I was just reading on another forum that there is a Chrome addon that helps:

https://chrome.google.com/webstore/...gj?utm_source=chrome-app-launcher-info-dialog

It is working for me! Do not forget to clear your browser cache (at least for images) after installation.


----------



## foody518 (Jul 5, 2017)

Let me know if yall can see this 
http://i958.photobucket.com/albums/ae69/foody518/Mobile Uploads/20170406_181246.jpg~original


----------



## valgard (Jul 5, 2017)

foody518 said:


> Let me know if yall can see this
> http://i958.photobucket.com/albums/ae69/foody518/Mobile Uploads/20170406_181246.jpg~original



had to click and took a while to load but could see the pic


----------



## Pensacola Tiger (Jul 5, 2017)

foody518 said:


> Let me know if yall can see this
> http://i958.photobucket.com/albums/ae69/foody518/Mobile Uploads/20170406_181246.jpg~original



I can follow the link, but the image does not display within the post, probably because the image tags are missing.


----------



## foody518 (Jul 5, 2017)

Pensacola Tiger said:


> I can follow the link, but the image does not display within the post, probably because the image tags are missing.



Thanks Rick (and Carlos).
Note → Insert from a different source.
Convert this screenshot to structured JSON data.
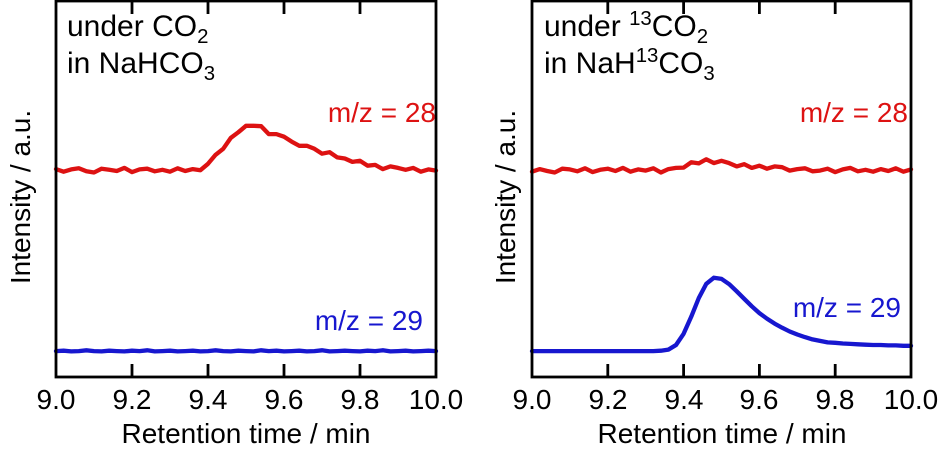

I have had little success with getting photos to show up in the post if using a web URL vs direct file upload to KKF


----------



## mark76 (Jul 6, 2017)

What changed at Photobucket is that they don't allow you to embed images on other sites unless you pay them $400 (!!!). This change didn't/doesn't happen overnight, so at this moment it may still work for some people and not for others. Photobucket also got some minor other overhauls.

I thinks imgur.com and tinypic.com are very good alternatives.


----------



## Marek07 (Jul 6, 2017)

foody518 said:


> Let me know if yall can see this
> http://i958.photobucket.com/albums/ae69/foody518/Mobile Uploads/20170406_181246.jpg~original


Late to the party but the link displays just fine. No Chrome mods required.


----------



## OneStaple (Aug 24, 2017)

Just testing whether my pictures are coming out from google drive...

Take two...

Take three with vgy...


----------